Afrique du Sud : découverte des premières tombes de la préhistoire, selon des scientifiques
Publié le - par Le Blob, avec l'AFP
La nouvelle secouerait les fondamentaux sur l’évolution de l’homme : le paléontologue de renommée mondiale Lee Berger a annoncé la découverte en Afrique du Sud des tombes les plus anciennes de la préhistoire, repoussant d’au moins 100 000 ans les premières traces de pratiques mortuaires.
En position fœtale et recroquevillés dans des alcôves enfouies au bout d’un réseau d’étroites galeries, à une trentaine de mètres sous terre, de lointains cousins de l’homme à l’état de fossiles ont été retrouvés dans des sépultures lors de fouilles entamées en 2018. Les explorateurs ont constaté que les tombes avaient été rebouchées avec la terre creusée au départ pour former les trous, preuve selon eux que les corps de ces pré-humains ont été volontairement enterrés. « Il s’agit des inhumations les plus anciennes jamais enregistrées chez les hominidés, antérieures d’au moins 100 000 ans aux inhumations d’Homo sapiens », affirment-ils dans une série d’articles en pre-print, qui doivent encore être revus par des pairs avant publication dans le journal scientifique eLife.
Les fouilles ont eu lieu sur le site paléontologique du « Berceau de l’humanité », classé au patrimoine mondial de l’Unesco et situé au nord-ouest de Johannesburg.

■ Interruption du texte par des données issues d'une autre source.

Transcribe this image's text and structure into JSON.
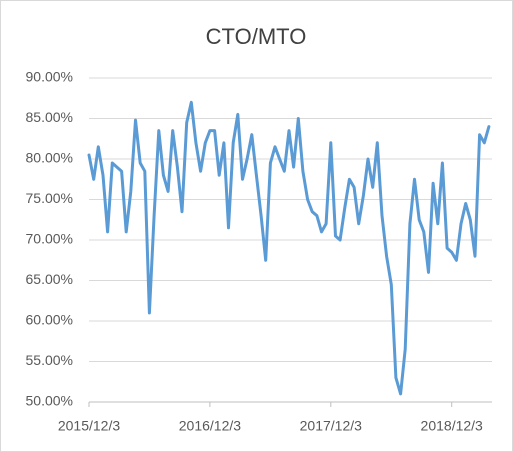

Les tombes les plus anciennes découvertes jusqu’ici, notamment au Proche-Orient et au Kenya, datent d’environ 100 000 ans avant notre ère et abritent des restes d’Homo sapiens. Les sépultures sud-africaines datent de -200 000 à -300 000 ans. Elles contiennent des ossements d’Homo naledi (étoile en langue locale), petit hominidé d’environ 1,50 m de haut et au cerveau de la taille d’une orange. L’espèce, dont la découverte en 2013 par le paléoanthropologue américain Lee Berger avait déjà remis en cause les lectures linéaires de l’évolution de l’Humanité, reste encore un mystère pour les scientifiques. Doté à la fois de caractéristiques de créatures vieilles de plusieurs millions d’années, comme une dentition primitive et des jambes de grimpeurs, Homo naledi est aussi doté de pieds semblables aux nôtres et de mains capables de manier des outils.
Petit cerveau
« Ces découvertes montrent que les pratiques mortuaires n’étaient pas limitées à l’Homo sapiens ou à d’autres hominidés dotés d’un cerveau de grande taille », affirment les scientifiques. Cette théorie, qui va à l’encontre de l’idée communément acceptée que la conscience de la mort et les pratiques liées font l’humain, avait déjà été évoquée par Lee Berger lorsqu’il avait présenté Homo naledi au monde en 2015. L’hypothèse avait alors créé un tollé et de nombreux spécialistes avaient mis en doute la rigueur scientifique de l’Américain médiatique, soutenu par National Geographic. « C’était trop pour les scientifiques à l’époque », a commenté Lee Berger. Ils restent « convaincus que tout cela est lié à notre gros cerveau et que cela s’est produit très récemment, il y a moins de 100 000 ans », explique-t-il. « Nous sommes sur le point de dire au monde que ce n’est pas vrai », triomphe l’explorateur de 57 ans, qui va encore plus loin. Des symboles géométriques, soigneusement tracés à l’aide d’un outil pointu ou tranchant, ont été retrouvés sur les parois des tombes. Carrés, triangles et croix ont été, selon lui, intentionnellement laissés sur des surfaces lissées, probablement pour les rendre plus lisibles. « Cela signifierait que non seulement les humains ne sont pas les seuls à avoir développé des pratiques symboliques, mais qu’ils n’ont peut-être même pas inventé de tels comportements », avance Lee Berger.
Carol Ward, anthropologue à l’université du Missouri, estime que « ces résultats, s’ils étaient confirmés, auraient une importance potentielle considérable ». « J’ai hâte d’apprendre comment la disposition des restes exclut d’autres explications possibles que l’enterrement intentionnel, et de voir les résultats une fois qu’ils auront été examinés par des pairs », a-t-elle déclaré. Des analyses plus approfondies doivent encore être menées. Mais déjà, l’équipe de Berger annonce qu’il va falloir « repenser toute une série d’hypothèses sur les hominidés et l’évolution humaine ». Depuis longtemps, les chercheurs ont associé la capacité à maîtriser le feu, la gravure ou encore la peinture, à la puissance cérébrale de l’homme moderne, comme typiquement chez l’homme de Cro-Magnon. « L’enterrement, la création de sens et même l’art pourraient avoir une origine bien plus compliquée et non humaine que nous ne le pensions », présage Agustín Fuentes, anthropologue à l’université de Princeton et co-auteur des découvertes.